Plaintiff notes that the House Conference Report on the termination assessment provisions stated that "[n]otice with respect to the assessment is given to, and the right to contest the assessment is vested in the person found in possession of the cash." H.R.Conf.Rep. No. 760, 97th Cong., 2d Sess., reprinted in [1982] U.S.Code Cong. & Ad.News 781, 1355.

In the instant case, the unambiguous language of § 6867 obviates the need to resort to the legislative history as an aid to construction. Moreover, the interpretation of § 6867 in the House Conference Report does not conform with the text of the statute nor with subsequent legislative explanation of this provision. A report prepared by the staff of the Joint Committee on Taxation immediately after the enactment of § 6867 explained:

 
Notice with respect to the assessment must be given to the person found in possession of the cash. However, since that person denies ownership of the cash, he may not prosecute any action with respect to the cash. Staff of Joint Comm. on Taxation, 97th Cong., 2d Sess., General Explanation of the Revenue Provisions *479 of the Tax Equity and Fiscal Responsibility Act of 1982, at 230 (Comm. Print Dec. 31, 1982).

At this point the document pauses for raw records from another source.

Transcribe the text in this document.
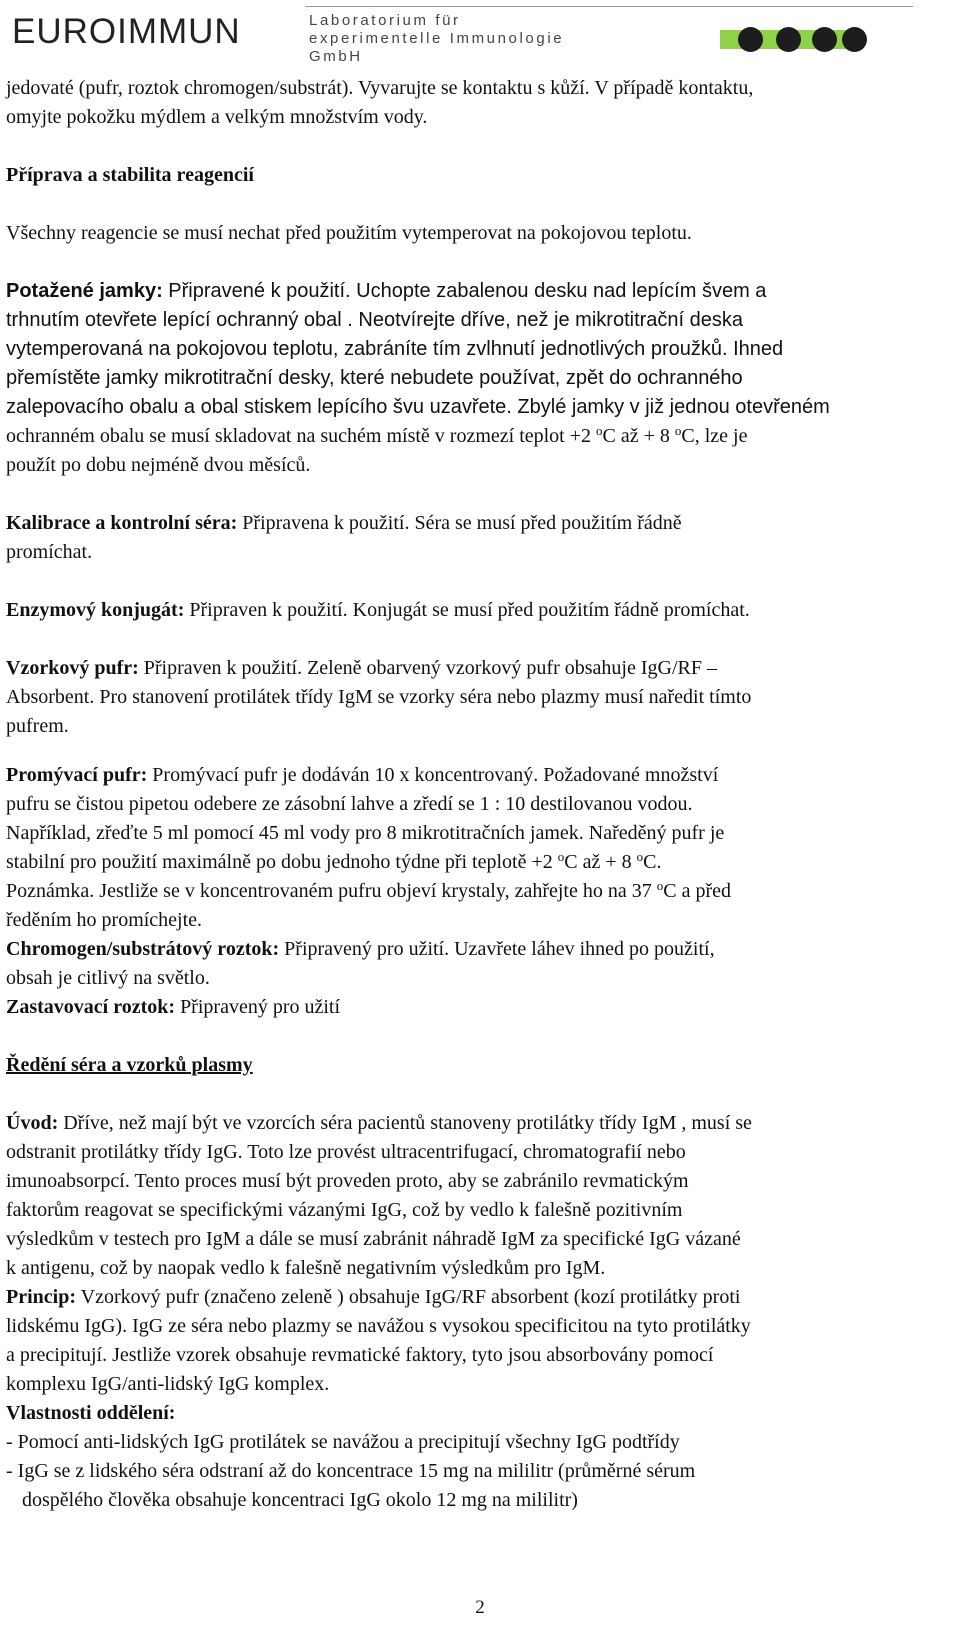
EUROIMMUN	Laboratorium für
experimentelle Immunologie
GmbH

jedovaté (pufr, roztok chromogen/substrát). Vyvarujte se kontaktu s kůží. V případě kontaktu,

omyjte pokožku mýdlem a velkým množstvím vody.

Příprava a stabilita reagencií

Všechny reagencie se musí nechat před použitím vytemperovat na pokojovou teplotu.

Potažené jamky: Připravené k použití. Uchopte zabalenou desku nad lepícím švem a

trhnutím otevřete lepící ochranný obal . Neotvírejte dříve, než je mikrotitrační deska

vytemperovaná na pokojovou teplotu, zabráníte tím zvlhnutí jednotlivých proužků. Ihned

přemístěte jamky mikrotitrační desky, které nebudete používat, zpět do ochranného

zalepovacího obalu a obal stiskem lepícího švu uzavřete. Zbylé jamky v již jednou otevřeném

ochranném obalu se musí skladovat na suchém místě v rozmezí teplot +2 $^o$C až + 8 $^o$C, lze je

použít po dobu nejméně dvou měsíců.

Kalibrace a kontrolní séra: Připravena k použití. Séra se musí před použitím řádně

promíchat.

Enzymový konjugát: Připraven k použití. Konjugát se musí před použitím řádně promíchat.

Vzorkový pufr: Připraven k použití. Zeleně obarvený vzorkový pufr obsahuje IgG/RF –

Absorbent. Pro stanovení protilátek třídy IgM se vzorky séra nebo plazmy musí naředit tímto

pufrem.

Promývací pufr: Promývací pufr je dodáván 10 x koncentrovaný. Požadované množství

pufru se čistou pipetou odebere ze zásobní lahve a zředí se 1 : 10 destilovanou vodou.

Například, zřeďte 5 ml pomocí 45 ml vody pro 8 mikrotitračních jamek. Naředěný pufr je

stabilní pro použití maximálně po dobu jednoho týdne při teplotě +2 $^o$C až + 8 $^o$C.

Poznámka. Jestliže se v koncentrovaném pufru objeví krystaly, zahřejte ho na 37 $^o$C a před

ředěním ho promíchejte.

Chromogen/substrátový roztok: Připravený pro užití. Uzavřete láhev ihned po použití,

obsah je citlivý na světlo.

Zastavovací roztok: Připravený pro užití

Ředění séra a vzorků plasmy

Úvod: Dříve, než mají být ve vzorcích séra pacientů stanoveny protilátky třídy IgM , musí se

odstranit protilátky třídy IgG. Toto lze provést ultracentrifugací, chromatografií nebo

imunoabsorpcí. Tento proces musí být proveden proto, aby se zabránilo revmatickým

faktorům reagovat se specifickými vázanými IgG, což by vedlo k falešně pozitivním

výsledkům v testech pro IgM a dále se musí zabránit náhradě IgM za specifické IgG vázané

k antigenu, což by naopak vedlo k falešně negativním výsledkům pro IgM.

Princip: Vzorkový pufr (značeno zeleně ) obsahuje IgG/RF absorbent (kozí protilátky proti

lidskému IgG). IgG ze séra nebo plazmy se navážou s vysokou specificitou na tyto protilátky

a precipitují. Jestliže vzorek obsahuje revmatické faktory, tyto jsou absorbovány pomocí

komplexu IgG/anti-lidský IgG komplex.

Vlastnosti oddělení:

- Pomocí anti-lidských IgG protilátek se navážou a precipitují všechny IgG podtřídy

- IgG se z lidského séra odstraní až do koncentrace 15 mg na mililitr (průměrné sérum

dospělého člověka obsahuje koncentraci IgG okolo 12 mg na mililitr)

2
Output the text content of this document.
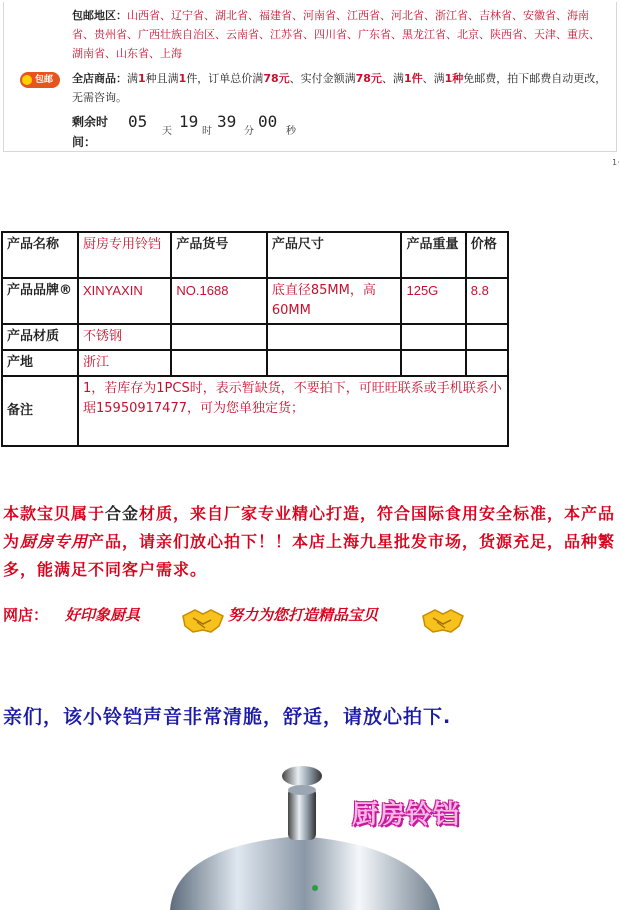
包邮地区：山西省、辽宁省、湖北省、福建省、河南省、江西省、河北省、浙江省、吉林省、安徽省、海南省、贵州省、广西壮族自治区、云南省、江苏省、四川省、广东省、黑龙江省、北京、陕西省、天津、重庆、湖南省、山东省、上海
包邮	全店商品：满1种且满1件，订单总价满78元、实付金额满78元、满1件、满1种免邮费，拍下邮费自动更改，无需咨询。
剩余时间：
05
天
19
时
39
分
00
秒
1·
产品名称	厨房专用铃铛	产品货号	产品尺寸	产品重量	价格
产品品牌®	XINYAXIN	NO.1688	底直径85MM，高60MM	125G	8.8
产品材质	不锈钢				
产地	浙江				
备注	1，若库存为1PCS时，表示暂缺货，不要拍下，可旺旺联系或手机联系小琚15950917477，可为您单独定货；				
本款宝贝属于合金材质，来自厂家专业精心打造，符合国际食用安全标准，本产品为厨房专用产品，请亲们放心拍下！！本店上海九星批发市场，货源充足，品种繁多，能满足不同客户需求。
网店： 好印象厨具	努力为您打造精品宝贝
亲们，该小铃铛声音非常清脆，舒适，请放心拍下.
厨房铃铛
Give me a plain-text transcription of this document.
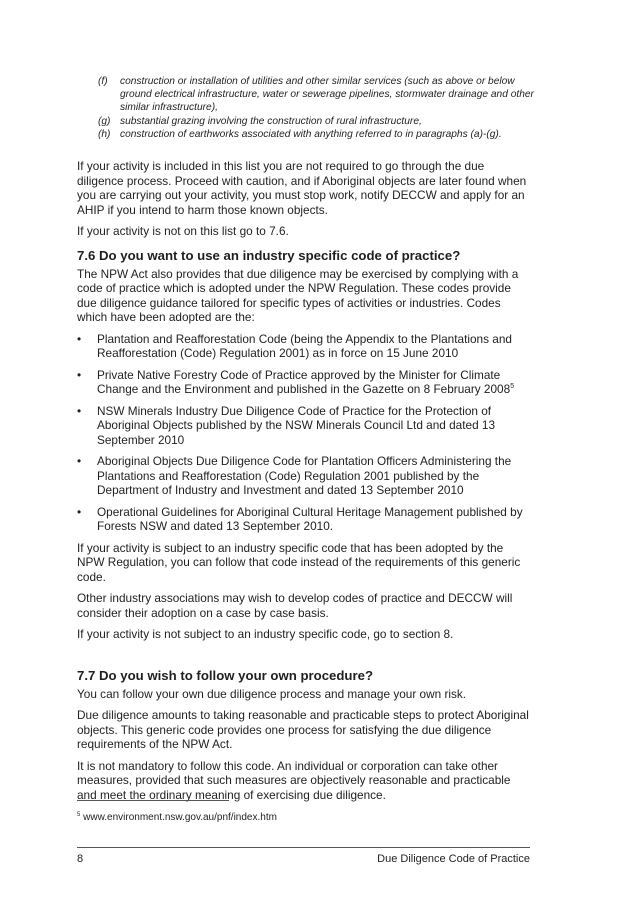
(f) construction or installation of utilities and other similar services (such as above or below ground electrical infrastructure, water or sewerage pipelines, stormwater drainage and other similar infrastructure),
(g) substantial grazing involving the construction of rural infrastructure,
(h) construction of earthworks associated with anything referred to in paragraphs (a)-(g).

If your activity is included in this list you are not required to go through the due diligence process. Proceed with caution, and if Aboriginal objects are later found when you are carrying out your activity, you must stop work, notify DECCW and apply for an AHIP if you intend to harm those known objects.

If your activity is not on this list go to 7.6.

7.6 Do you want to use an industry specific code of practice?

The NPW Act also provides that due diligence may be exercised by complying with a code of practice which is adopted under the NPW Regulation. These codes provide due diligence guidance tailored for specific types of activities or industries. Codes which have been adopted are the:

• Plantation and Reafforestation Code (being the Appendix to the Plantations and Reafforestation (Code) Regulation 2001) as in force on 15 June 2010
• Private Native Forestry Code of Practice approved by the Minister for Climate Change and the Environment and published in the Gazette on 8 February 2008$^5$
• NSW Minerals Industry Due Diligence Code of Practice for the Protection of Aboriginal Objects published by the NSW Minerals Council Ltd and dated 13 September 2010
• Aboriginal Objects Due Diligence Code for Plantation Officers Administering the Plantations and Reafforestation (Code) Regulation 2001 published by the Department of Industry and Investment and dated 13 September 2010
• Operational Guidelines for Aboriginal Cultural Heritage Management published by Forests NSW and dated 13 September 2010.

If your activity is subject to an industry specific code that has been adopted by the NPW Regulation, you can follow that code instead of the requirements of this generic code.

Other industry associations may wish to develop codes of practice and DECCW will consider their adoption on a case by case basis.

If your activity is not subject to an industry specific code, go to section 8.

7.7 Do you wish to follow your own procedure?

You can follow your own due diligence process and manage your own risk.

Due diligence amounts to taking reasonable and practicable steps to protect Aboriginal objects. This generic code provides one process for satisfying the due diligence requirements of the NPW Act.

It is not mandatory to follow this code. An individual or corporation can take other measures, provided that such measures are objectively reasonable and practicable and meet the ordinary meaning of exercising due diligence.

$^5$ www.environment.nsw.gov.au/pnf/index.htm
8	Due Diligence Code of Practice
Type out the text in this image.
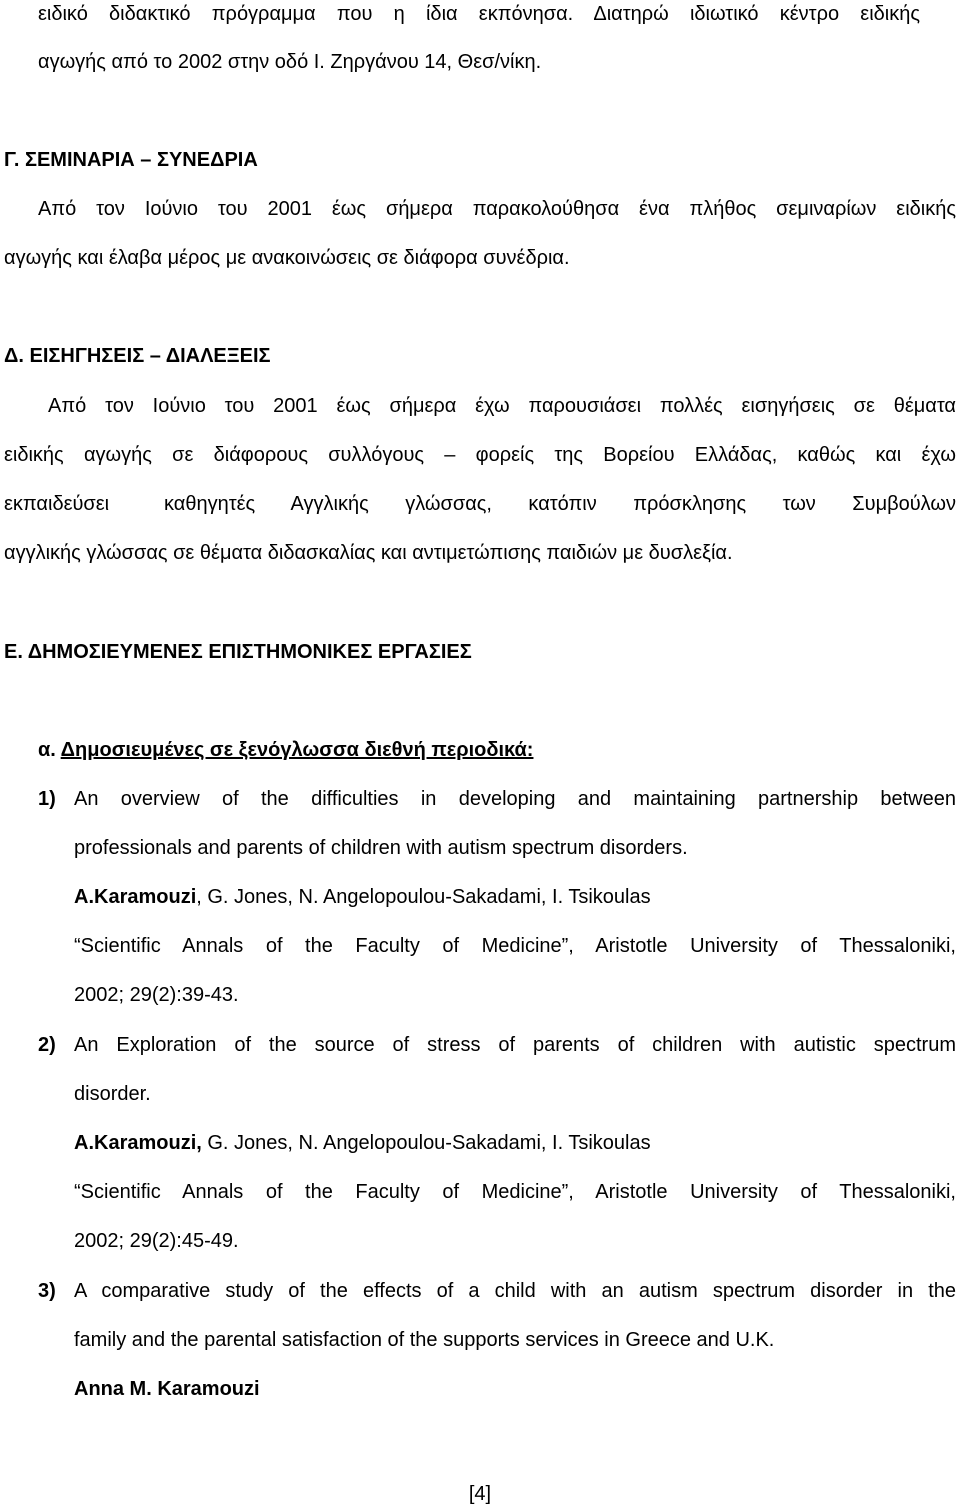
ειδικό διδακτικό πρόγραμμα που η ίδια εκπόνησα. Διατηρώ ιδιωτικό κέντρο ειδικής
αγωγής από το 2002 στην οδό Ι. Ζηργάνου 14, Θεσ/νίκη.
Γ. ΣΕΜΙΝΑΡΙΑ – ΣΥΝΕΔΡΙΑ
Από τον Ιούνιο του 2001 έως σήμερα παρακολούθησα ένα πλήθος σεμιναρίων ειδικής
αγωγής και έλαβα μέρος με ανακοινώσεις σε διάφορα συνέδρια.
Δ. ΕΙΣΗΓΗΣΕΙΣ – ΔΙΑΛΕΞΕΙΣ
Από τον Ιούνιο του 2001 έως σήμερα έχω παρουσιάσει πολλές εισηγήσεις σε θέματα
ειδικής αγωγής σε διάφορους συλλόγους – φορείς της Βορείου Ελλάδας, καθώς και έχω
εκπαιδεύσει	καθηγητές Αγγλικής γλώσσας, κατόπιν πρόσκλησης των Συμβούλων
αγγλικής γλώσσας σε θέματα διδασκαλίας και αντιμετώπισης παιδιών με δυσλεξία.
Ε. ΔΗΜΟΣΙΕΥΜΕΝΕΣ ΕΠΙΣΤΗΜΟΝΙΚΕΣ ΕΡΓΑΣΙΕΣ
α. Δημοσιευμένες σε ξενόγλωσσα διεθνή περιοδικά:
1) An overview of the difficulties in developing and maintaining partnership between
professionals and parents of children with autism spectrum disorders.
A.Karamouzi, G. Jones, N. Angelopoulou-Sakadami, I. Tsikoulas
“Scientific Annals of the Faculty of Medicine”, Aristotle University of Thessaloniki,
2002; 29(2):39-43.
2) An Exploration of the source of stress of parents of children with autistic spectrum
disorder.
A.Karamouzi, G. Jones, N. Angelopoulou-Sakadami, I. Tsikoulas
“Scientific Annals of the Faculty of Medicine”, Aristotle University of Thessaloniki,
2002; 29(2):45-49.
3) A comparative study of the effects of a child with an autism spectrum disorder in the
family and the parental satisfaction of the supports services in Greece and U.K.
Anna M. Karamouzi
[4]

Therefore, I conclude that plaintiff cannot maintain this action for review of a termination assessment. Only the actual owner of cash can challenge an assessment involving that cash. Plaintiff does not have standing to prosecute this action as a representative of his unidentified client. Participation of the actual owner of the cash is indispensable to proper resolution of this case, because "both the fact and extent of injury ... require individualized proof." Warth v. Seldin, 422 U.S. 490, 515-16, 95 S. Ct. 2197, 2213-2214, 45 L. Ed. 2d 343 (1975).

NOTES

[1] Chapters 63 and 64 govern the mechanics of tax assessment and collection. Neither party maintains these provisions are relevant to the case at bar.